Between December 1943 and August 1944,
Franklin Delano Roosevelt and
Winston Churchill ignited the
Cold War, a superpower rivalry that would dominate the world over half a century, by building an
atomic bomb and excluding their Russian allies.
Peter Watson tells the pulse-pounding story of how two atomic physicists tried to counter this in two very different ways. While
Niels Bohr sought to convince President Roosevelt and Prime Minister Churchill to share their nuclear knowledge with
Joseph Stalin, nuclear scientist
Klaus Fuchs, a German Communist emigre to Britain, was leaking atomic secrets to the Soviets in a rival attempt to ensure parity between the superpowers. Neither succeeded in preventing the
World War II allies from unleashing the atom bomb on the world.

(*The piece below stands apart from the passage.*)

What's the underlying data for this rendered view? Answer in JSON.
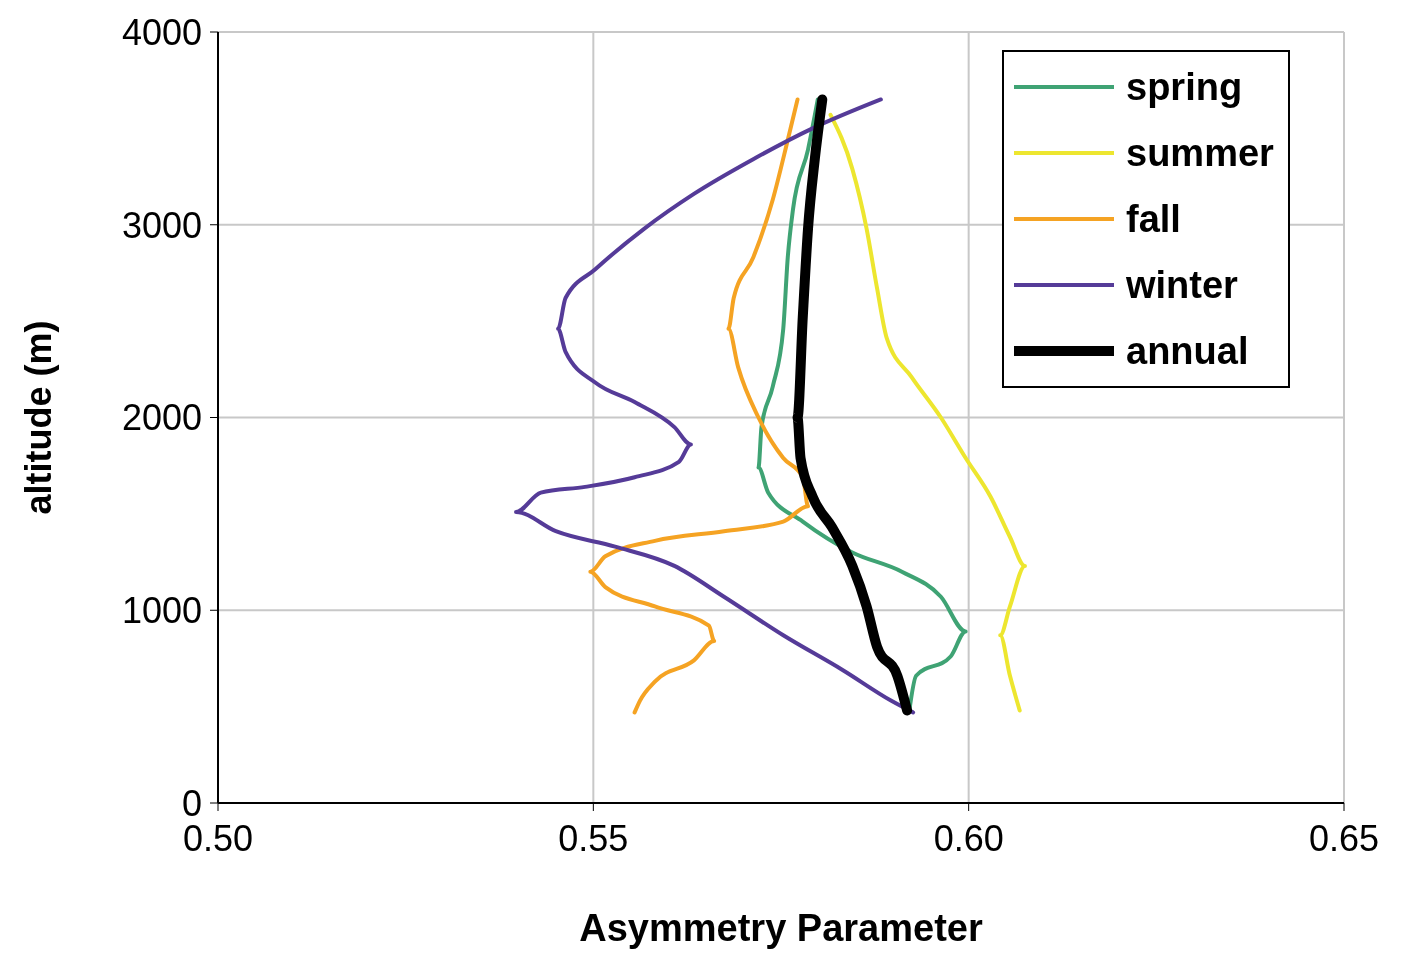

Fallout proves that the atomic bomb was not needed, and was made as a result of a series of flawed decisions. The Americans did not tell the UK that the atomic research was compromised by Soviet spies; the British did not tell the Americans that in 1943 they knew for sure that Germany did not have a nuclear bomb program. Neither country admitted to the scientists developing the bomb that it would never be used to counter the (non-existent) German nuclear threat. Had the scientists known, many of them would have refused to complete work on the bomb.
This story shows how politicians fatally failed to understand the nature of atomic science and, in so doing, exposed the world needlessly to great danger, a danger that is still very much with us.